This page explains how to use the config generation script.
The script and the associated config database file can be obtained from the releases page, grab the latest release matching your major version. Both the Python script and config file are required.
To get a summary of how to use the script, you can run the script by running in the same directory as the script file:
python3 ConfigGen.py --help./ConfigGen.py --help (Linux and MacOS only)Just running the script without any arguments will automatically parse the Configuration.json file in the same working directory, include all configurations, and prompt for all optional configurations. It will also detect what platform the script is being run on and produce the configuration formats and include platform-specific configs as well (most notably for Windows).
Currently, there are a few arguments the script takes (these can be viewed with the help command above, this will go in-depth).
--system SYSTEM - takes either “linux”, “macos”, or “windows”. This allows overriding the automatic platform detection, incase you want to generate config files for another computer.--type TYPE - allows filtering by the type of configuration file you want, i.e. commandline or policy. Commandline will only output the flags file and ignore all policies, the policy options does the inverse. The purpose is for the case where you cannot, for one reason or another, use one of these configuration types. For example, on MacOS where commandline flags are harder to persist.--format FORMAT - allows selecting between the two types of formats for the flags file. Generic is just flags separated on each line, variable is each flags being appended to a CHROMIUM_FLAGS variable in the case of the file being used in a shell script. This may get overridden if the platform only supports one type of format (example, Windows only supports generic due to how ChromeWrapper is written)--tag TAG - filter the output flags by the various tags included, such as “security”, “privacy”, “annoyance”, etc. Can be helpful if you only need a very specific group of flags or policies.--file FILE - can be used to set a path a custom configs database.--choice [y|n|yes|no] - sets the default choice for optional configs, meant to allow for automation.--recommend - split off policies that can be recommended, recommended policies can be changed from the preferences within Chrome/Chromium, mandatory policies cannot be changed when they are set.If something is going wrong, the script should tell you almost exactly what. If it doesn’t or the error output isn’t clear, feel free to ask for help by opening an issue.

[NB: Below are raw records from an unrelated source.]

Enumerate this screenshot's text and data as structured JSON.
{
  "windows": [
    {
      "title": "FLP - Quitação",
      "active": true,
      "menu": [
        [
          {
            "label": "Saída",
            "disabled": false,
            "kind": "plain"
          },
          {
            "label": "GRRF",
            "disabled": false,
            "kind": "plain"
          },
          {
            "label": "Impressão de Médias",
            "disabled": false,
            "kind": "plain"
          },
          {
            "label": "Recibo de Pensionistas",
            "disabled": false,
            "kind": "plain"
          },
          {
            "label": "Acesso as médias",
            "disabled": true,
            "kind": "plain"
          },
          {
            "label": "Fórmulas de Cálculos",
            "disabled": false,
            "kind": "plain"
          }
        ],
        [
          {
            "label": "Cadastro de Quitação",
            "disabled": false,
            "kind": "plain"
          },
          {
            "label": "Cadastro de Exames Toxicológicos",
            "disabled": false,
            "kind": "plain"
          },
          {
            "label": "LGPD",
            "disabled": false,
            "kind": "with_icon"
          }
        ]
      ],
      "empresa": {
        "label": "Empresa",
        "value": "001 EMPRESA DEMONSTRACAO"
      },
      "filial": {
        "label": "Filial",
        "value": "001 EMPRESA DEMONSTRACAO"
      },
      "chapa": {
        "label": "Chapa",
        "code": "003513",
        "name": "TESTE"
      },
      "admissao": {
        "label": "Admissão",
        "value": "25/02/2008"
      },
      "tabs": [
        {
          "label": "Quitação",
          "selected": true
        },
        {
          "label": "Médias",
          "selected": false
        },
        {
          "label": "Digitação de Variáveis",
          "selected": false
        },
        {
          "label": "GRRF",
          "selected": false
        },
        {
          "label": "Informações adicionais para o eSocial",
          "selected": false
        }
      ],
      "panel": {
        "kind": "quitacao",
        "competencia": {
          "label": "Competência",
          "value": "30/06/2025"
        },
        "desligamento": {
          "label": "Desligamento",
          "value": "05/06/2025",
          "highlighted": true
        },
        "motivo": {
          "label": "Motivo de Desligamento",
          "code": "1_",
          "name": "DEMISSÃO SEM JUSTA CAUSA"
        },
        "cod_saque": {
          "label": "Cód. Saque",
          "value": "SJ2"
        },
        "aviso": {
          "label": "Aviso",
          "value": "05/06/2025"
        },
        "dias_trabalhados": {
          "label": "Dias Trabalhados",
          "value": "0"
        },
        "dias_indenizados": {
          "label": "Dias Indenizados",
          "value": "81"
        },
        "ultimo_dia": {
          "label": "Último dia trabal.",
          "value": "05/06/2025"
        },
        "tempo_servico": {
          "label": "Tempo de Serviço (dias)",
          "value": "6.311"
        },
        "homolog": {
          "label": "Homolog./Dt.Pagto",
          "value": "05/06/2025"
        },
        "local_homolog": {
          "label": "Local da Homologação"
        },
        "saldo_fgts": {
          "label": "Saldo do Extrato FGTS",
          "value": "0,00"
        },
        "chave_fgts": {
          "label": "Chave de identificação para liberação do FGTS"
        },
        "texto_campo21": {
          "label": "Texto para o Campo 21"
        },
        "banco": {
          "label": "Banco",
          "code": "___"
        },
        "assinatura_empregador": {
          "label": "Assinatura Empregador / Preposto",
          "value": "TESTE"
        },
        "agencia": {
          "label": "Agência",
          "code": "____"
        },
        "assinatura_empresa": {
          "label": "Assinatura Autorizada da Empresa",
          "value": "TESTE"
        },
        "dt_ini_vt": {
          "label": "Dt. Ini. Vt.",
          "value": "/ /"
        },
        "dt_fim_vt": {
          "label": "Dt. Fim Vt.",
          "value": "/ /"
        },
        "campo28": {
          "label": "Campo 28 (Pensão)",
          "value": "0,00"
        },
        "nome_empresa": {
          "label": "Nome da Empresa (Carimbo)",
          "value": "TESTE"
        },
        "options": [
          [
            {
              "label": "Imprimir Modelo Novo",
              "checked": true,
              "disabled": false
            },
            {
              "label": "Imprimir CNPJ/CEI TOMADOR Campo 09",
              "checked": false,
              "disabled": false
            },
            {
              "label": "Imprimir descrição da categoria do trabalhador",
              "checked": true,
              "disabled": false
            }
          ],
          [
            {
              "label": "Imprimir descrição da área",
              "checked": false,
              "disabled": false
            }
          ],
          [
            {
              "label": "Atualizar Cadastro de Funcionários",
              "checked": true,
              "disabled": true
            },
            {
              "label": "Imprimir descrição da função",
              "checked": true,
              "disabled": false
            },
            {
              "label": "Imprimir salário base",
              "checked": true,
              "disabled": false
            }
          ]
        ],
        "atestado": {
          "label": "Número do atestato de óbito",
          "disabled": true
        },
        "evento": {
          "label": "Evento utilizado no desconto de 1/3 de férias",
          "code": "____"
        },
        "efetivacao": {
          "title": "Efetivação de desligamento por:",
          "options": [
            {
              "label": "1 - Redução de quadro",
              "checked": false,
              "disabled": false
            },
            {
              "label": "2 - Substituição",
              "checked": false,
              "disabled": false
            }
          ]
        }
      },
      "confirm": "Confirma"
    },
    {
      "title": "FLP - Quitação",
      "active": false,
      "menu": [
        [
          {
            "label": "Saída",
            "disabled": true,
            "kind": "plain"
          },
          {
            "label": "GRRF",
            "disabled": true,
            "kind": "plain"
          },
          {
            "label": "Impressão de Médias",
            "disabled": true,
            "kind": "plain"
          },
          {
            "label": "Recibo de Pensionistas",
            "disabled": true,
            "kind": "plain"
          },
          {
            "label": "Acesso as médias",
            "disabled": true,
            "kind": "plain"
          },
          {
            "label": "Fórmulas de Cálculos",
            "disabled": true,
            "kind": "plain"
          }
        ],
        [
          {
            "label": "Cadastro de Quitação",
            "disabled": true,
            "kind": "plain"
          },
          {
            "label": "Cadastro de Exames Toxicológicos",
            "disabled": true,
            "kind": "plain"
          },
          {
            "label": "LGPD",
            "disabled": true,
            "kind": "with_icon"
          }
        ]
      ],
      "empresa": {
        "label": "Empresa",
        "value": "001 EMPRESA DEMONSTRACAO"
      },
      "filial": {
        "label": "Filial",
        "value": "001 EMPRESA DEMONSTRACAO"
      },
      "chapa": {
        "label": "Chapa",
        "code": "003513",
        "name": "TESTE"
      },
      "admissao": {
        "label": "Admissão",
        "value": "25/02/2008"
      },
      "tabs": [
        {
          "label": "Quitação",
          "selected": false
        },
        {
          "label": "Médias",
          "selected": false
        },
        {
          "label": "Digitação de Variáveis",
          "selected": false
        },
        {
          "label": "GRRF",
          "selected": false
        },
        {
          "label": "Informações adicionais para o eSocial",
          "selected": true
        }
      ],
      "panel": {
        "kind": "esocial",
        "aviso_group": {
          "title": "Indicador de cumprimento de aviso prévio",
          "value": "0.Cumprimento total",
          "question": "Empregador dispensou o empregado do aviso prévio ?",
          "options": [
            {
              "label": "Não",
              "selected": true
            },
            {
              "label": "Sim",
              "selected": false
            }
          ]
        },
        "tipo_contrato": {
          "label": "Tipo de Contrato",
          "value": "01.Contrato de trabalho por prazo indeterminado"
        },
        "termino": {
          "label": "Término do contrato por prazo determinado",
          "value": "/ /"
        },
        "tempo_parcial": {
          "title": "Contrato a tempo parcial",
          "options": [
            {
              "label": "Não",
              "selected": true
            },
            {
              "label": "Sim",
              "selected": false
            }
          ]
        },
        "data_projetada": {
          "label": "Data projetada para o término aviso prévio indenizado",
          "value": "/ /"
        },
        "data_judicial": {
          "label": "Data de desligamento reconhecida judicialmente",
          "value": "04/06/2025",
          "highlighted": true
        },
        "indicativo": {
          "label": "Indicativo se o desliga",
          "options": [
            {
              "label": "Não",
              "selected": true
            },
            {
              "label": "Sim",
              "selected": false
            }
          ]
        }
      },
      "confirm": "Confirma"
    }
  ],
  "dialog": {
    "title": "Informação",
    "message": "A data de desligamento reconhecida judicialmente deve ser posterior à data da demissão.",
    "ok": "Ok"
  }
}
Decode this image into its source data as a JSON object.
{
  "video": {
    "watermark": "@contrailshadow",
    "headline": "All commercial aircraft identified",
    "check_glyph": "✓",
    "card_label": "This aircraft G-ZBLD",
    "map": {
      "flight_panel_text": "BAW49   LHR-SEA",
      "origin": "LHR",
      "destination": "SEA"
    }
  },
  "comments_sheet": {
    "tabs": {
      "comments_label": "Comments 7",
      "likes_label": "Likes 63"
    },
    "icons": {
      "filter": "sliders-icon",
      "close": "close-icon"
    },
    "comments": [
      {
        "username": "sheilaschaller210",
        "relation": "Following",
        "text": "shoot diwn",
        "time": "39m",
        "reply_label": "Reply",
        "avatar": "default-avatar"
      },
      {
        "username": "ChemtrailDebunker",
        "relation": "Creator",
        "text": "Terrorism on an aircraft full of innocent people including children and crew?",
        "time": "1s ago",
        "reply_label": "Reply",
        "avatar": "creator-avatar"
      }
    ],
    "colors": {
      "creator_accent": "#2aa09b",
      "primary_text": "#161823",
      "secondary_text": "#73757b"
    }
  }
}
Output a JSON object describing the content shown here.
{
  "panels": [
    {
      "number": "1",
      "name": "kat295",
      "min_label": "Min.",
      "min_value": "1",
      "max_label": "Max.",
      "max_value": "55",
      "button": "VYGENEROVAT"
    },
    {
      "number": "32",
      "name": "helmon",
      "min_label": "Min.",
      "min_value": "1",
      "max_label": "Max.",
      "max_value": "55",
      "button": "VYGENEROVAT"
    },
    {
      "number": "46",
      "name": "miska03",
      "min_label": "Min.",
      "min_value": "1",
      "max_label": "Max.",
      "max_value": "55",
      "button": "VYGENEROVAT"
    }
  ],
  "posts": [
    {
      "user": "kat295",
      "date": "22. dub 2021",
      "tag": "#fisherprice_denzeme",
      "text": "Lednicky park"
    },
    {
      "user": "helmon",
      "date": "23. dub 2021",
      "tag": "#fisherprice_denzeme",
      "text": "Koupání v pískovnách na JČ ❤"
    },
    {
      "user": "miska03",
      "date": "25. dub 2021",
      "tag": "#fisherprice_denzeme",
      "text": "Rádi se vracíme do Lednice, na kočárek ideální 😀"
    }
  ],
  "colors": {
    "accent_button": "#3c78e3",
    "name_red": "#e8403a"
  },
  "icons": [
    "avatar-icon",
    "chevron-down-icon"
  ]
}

Out of the box, there is really no easy way to persist flags in a way to guarentee that they will be used… but, with some reg hacking and a launch script it is possible (thanks to chrlauncher). Using another project of mine, ChromeWrapper, you can persist flags, specifically for Google Chrome, but it should be trivially adjustable to any Chromium-based browser.
To do this project, run the install script ChromeWrapperDefaultBrowser.bat, this will add reg keys for the wrapper script to handle standard requests a browser would typically handle. (this step requires running the script as admin)
Then add ChromeWrapper.ps1 to the location given by ChromeWrapper_PATH present in that script, by default it should be Chrome’s binary directory (where chrome.exe is present), by default this should be C:\Program Files\Google\Chrome\Application\ChromeWrapper.ps1.
After this, create a desktop shortcut with the following entry:
powershell.exe -ExecutionPolicy ByPass -File "C:\Program Files\Google\Chrome\Application\ChromeWrapper.ps1"
Then right click that shortcut and click Pin To Taskbar.
And that’s it, your browser will now launch with the flags in the wrapper script whenever it is opened from the icon or invoked as a handler. (The shortcut can be deleted by the way, the taskbar pin will be unaffected)
After following these steps, in the same directory as ChromeWrapper.ps1 add the script’s resulting 80-hardening-guide-flags.conf file (it should output to a flags/ folder) to that directory.
If you no longer wish to use the wrapper, simply run the ChromeWrapperRegCleaner.reg registry file. It will delete all instances where ChromeWrapper is a handler. You can also just deselect it as the default browser in the settings to retain the functionality for later.
For policies, simply double click the hardening-guide-policy.reg file, it will give you some warnings and prompt you for administrator rights. Please be cautious the file is correct and properly formatted, it should never modify any registry entries outside of the Chrome policy paths.
(WIP)
(WIP)
To verify the flags are properly being added, open chrome://version, under the Command Line the added flags should be visible.
To verify policies, visit chrome://policy. You should see a list of applied policies. Scroll through them and check their statuses all say Ok. Some may say Error, Ignored on Windows, not much can be done about that, but they can be manually turned off in the browser’s preferences anyway. If you do not see any policies or see more than a few with Error statuses, then something went wrong. If you are unsure, please feel free to open an issue. Include the .reg file used for the policies.